Bewitched By Language: Wittgenstein and the Practice of Law

Bruce A. Markell

 

Abstract

The problems inherent in importing the practices and mores of certain types of philosophical inquiry into law may stem from the different context in which philosophical theories are spawned and take root. As Gould notes, the method employed by philosophers differs from that employed by either law or science. As a result, the transfer from one discipline to another of a theory, for example a theory of meaning, may be disastrous or it may be banal. It could be similar to planting a hothouse flower in a refrigerator or discovering you planted cattails when bulrushes were intended.

In this article I want to illustrate some problems with the transference of theory between disciplines. My examples derive from legal literature and reported legal opinions which rely upon or incorporate the philosophy of Ludwig Wittgenstein as an aid to understanding some facet of law. In order to set up the discussion, I first sketch some salient points of Wittgenstein's philosophy that have attracted attention by scholars and courts.15 With this interpretation in place, I then show how different, and equally or more plausible, interpretations can lead to different results in particular cases. I do this by surveying some attempts, by academics and judges, to incorporate Wittgenstein into legal scholarship and into individual cases. In most cases, I find the use of Wittgenstein to be either irrelevant to the matter discussed, or superfluous-bordering on the gratuitous or the theanthropic. The obvious suggestion is that such citations or discussions are not very useful in the sense adumbrated above: they don't have the power or the capacity to change or inform views.

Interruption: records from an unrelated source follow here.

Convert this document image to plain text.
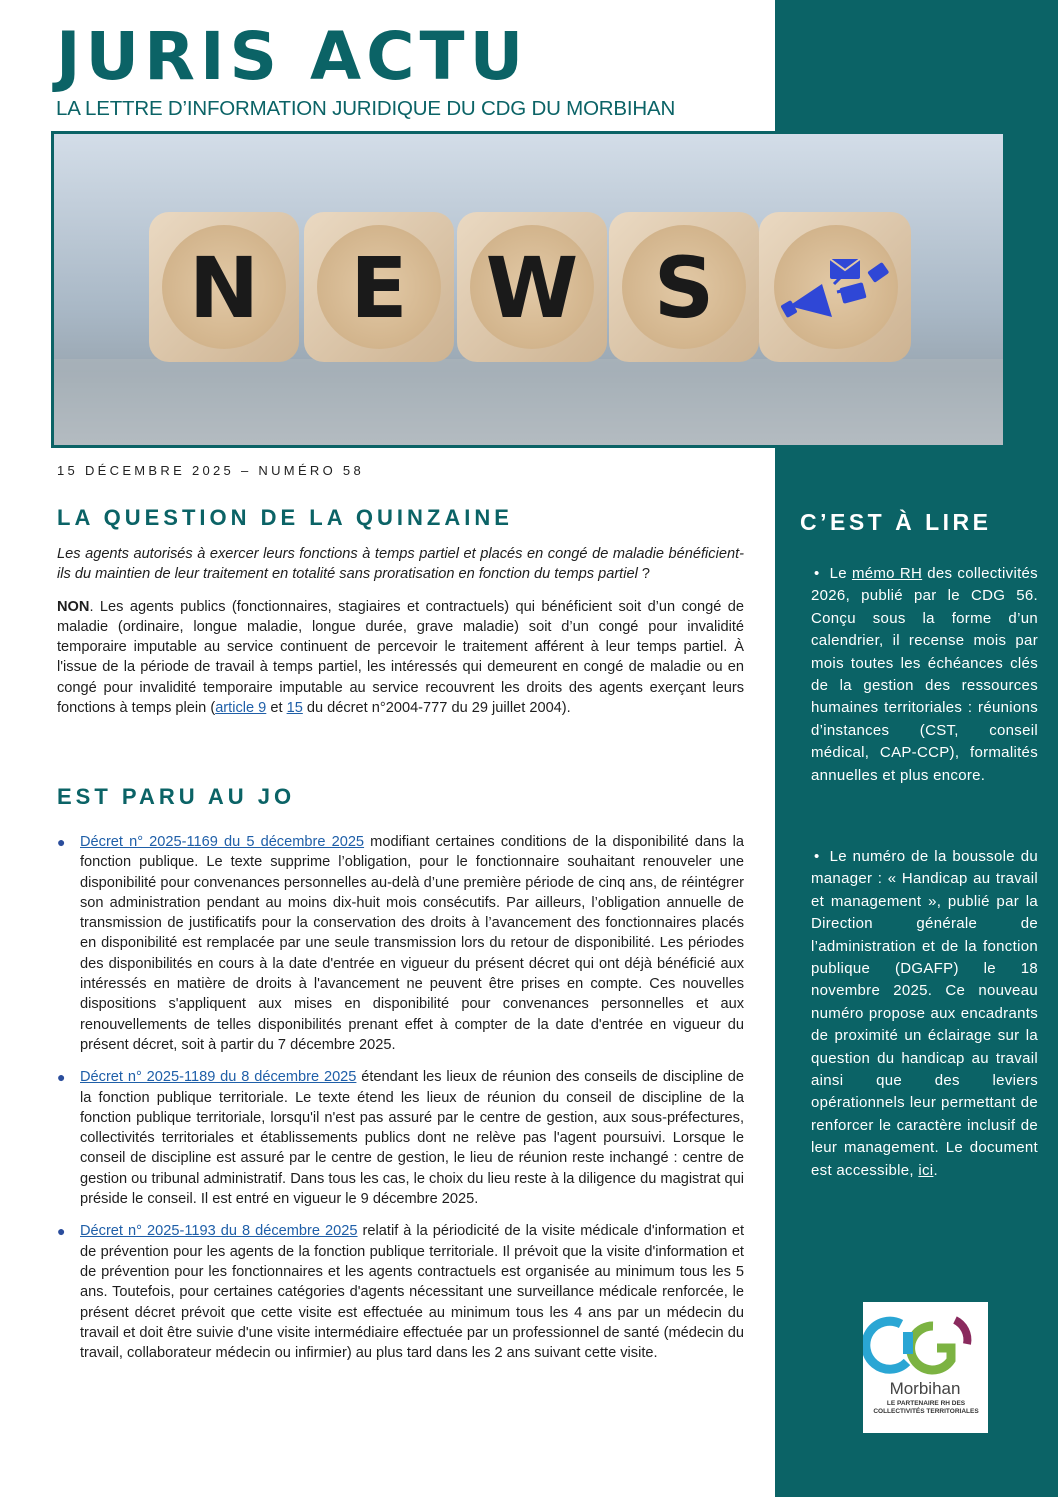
JURIS ACTU
LA LETTRE D’INFORMATION JURIDIQUE DU CDG DU MORBIHAN
N E W S
15 DÉCEMBRE 2025 – NUMÉRO 58
LA QUESTION DE LA QUINZAINE

Les agents autorisés à exercer leurs fonctions à temps partiel et placés en congé de maladie bénéficient-ils du maintien de leur traitement en totalité sans proratisation en fonction du temps partiel ?

NON. Les agents publics (fonctionnaires, stagiaires et contractuels) qui bénéficient soit d’un congé de maladie (ordinaire, longue maladie, longue durée, grave maladie) soit d’un congé pour invalidité temporaire imputable au service continuent de percevoir le traitement afférent à leur temps partiel. À l'issue de la période de travail à temps partiel, les intéressés qui demeurent en congé de maladie ou en congé pour invalidité temporaire imputable au service recouvrent les droits des agents exerçant leurs fonctions à temps plein (article 9 et 15 du décret n°2004-777 du 29 juillet 2004).

EST PARU AU JO
● Décret n° 2025-1169 du 5 décembre 2025 modifiant certaines conditions de la disponibilité dans la fonction publique. Le texte supprime l’obligation, pour le fonctionnaire souhaitant renouveler une disponibilité pour convenances personnelles au-delà d’une première période de cinq ans, de réintégrer son administration pendant au moins dix-huit mois consécutifs. Par ailleurs, l’obligation annuelle de transmission de justificatifs pour la conservation des droits à l’avancement des fonctionnaires placés en disponibilité est remplacée par une seule transmission lors du retour de disponibilité. Les périodes des disponibilités en cours à la date d'entrée en vigueur du présent décret qui ont déjà bénéficié aux intéressés en matière de droits à l'avancement ne peuvent être prises en compte. Ces nouvelles dispositions s'appliquent aux mises en disponibilité pour convenances personnelles et aux renouvellements de telles disponibilités prenant effet à compter de la date d'entrée en vigueur du présent décret, soit à partir du 7 décembre 2025.
● Décret n° 2025-1189 du 8 décembre 2025 étendant les lieux de réunion des conseils de discipline de la fonction publique territoriale. Le texte étend les lieux de réunion du conseil de discipline de la fonction publique territoriale, lorsqu'il n'est pas assuré par le centre de gestion, aux sous-préfectures, collectivités territoriales et établissements publics dont ne relève pas l'agent poursuivi. Lorsque le conseil de discipline est assuré par le centre de gestion, le lieu de réunion reste inchangé : centre de gestion ou tribunal administratif. Dans tous les cas, le choix du lieu reste à la diligence du magistrat qui préside le conseil. Il est entré en vigueur le 9 décembre 2025.
● Décret n° 2025-1193 du 8 décembre 2025 relatif à la périodicité de la visite médicale d'information et de prévention pour les agents de la fonction publique territoriale. Il prévoit que la visite d'information et de prévention pour les fonctionnaires et les agents contractuels est organisée au minimum tous les 5 ans. Toutefois, pour certaines catégories d'agents nécessitant une surveillance médicale renforcée, le présent décret prévoit que cette visite est effectuée au minimum tous les 4 ans par un médecin du travail et doit être suivie d'une visite intermédiaire effectuée par un professionnel de santé (médecin du travail, collaborateur médecin ou infirmier) au plus tard dans les 2 ans suivant cette visite.
C’EST À LIRE
• Le mémo RH des collectivités 2026, publié par le CDG 56. Conçu sous la forme d’un calendrier, il recense mois par mois toutes les échéances clés de la gestion des ressources humaines territoriales : réunions d’instances (CST, conseil médical, CAP-CCP), formalités annuelles et plus encore.
• Le numéro de la boussole du manager : « Handicap au travail et management », publié par la Direction générale de l’administration et de la fonction publique (DGAFP) le 18 novembre 2025. Ce nouveau numéro propose aux encadrants de proximité un éclairage sur la question du handicap au travail ainsi que des leviers opérationnels leur permettant de renforcer le caractère inclusif de leur management. Le document est accessible, ici.
Morbihan
LE PARTENAIRE RH DES COLLECTIVITÉS TERRITORIALES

My goal is not to rid legal scholarship of philosophical insights. That would be as wrongheaded as it would be wrong. Rather, by the descriptions offered, I hope to illustrate the contingent nature of legal scholarship based solely upon philosophy, and to suggest that the impact of extending these contingencies in particular cases, or classes of cases, is not beneficial to academic debate, nor is it necessary to decide particular cases.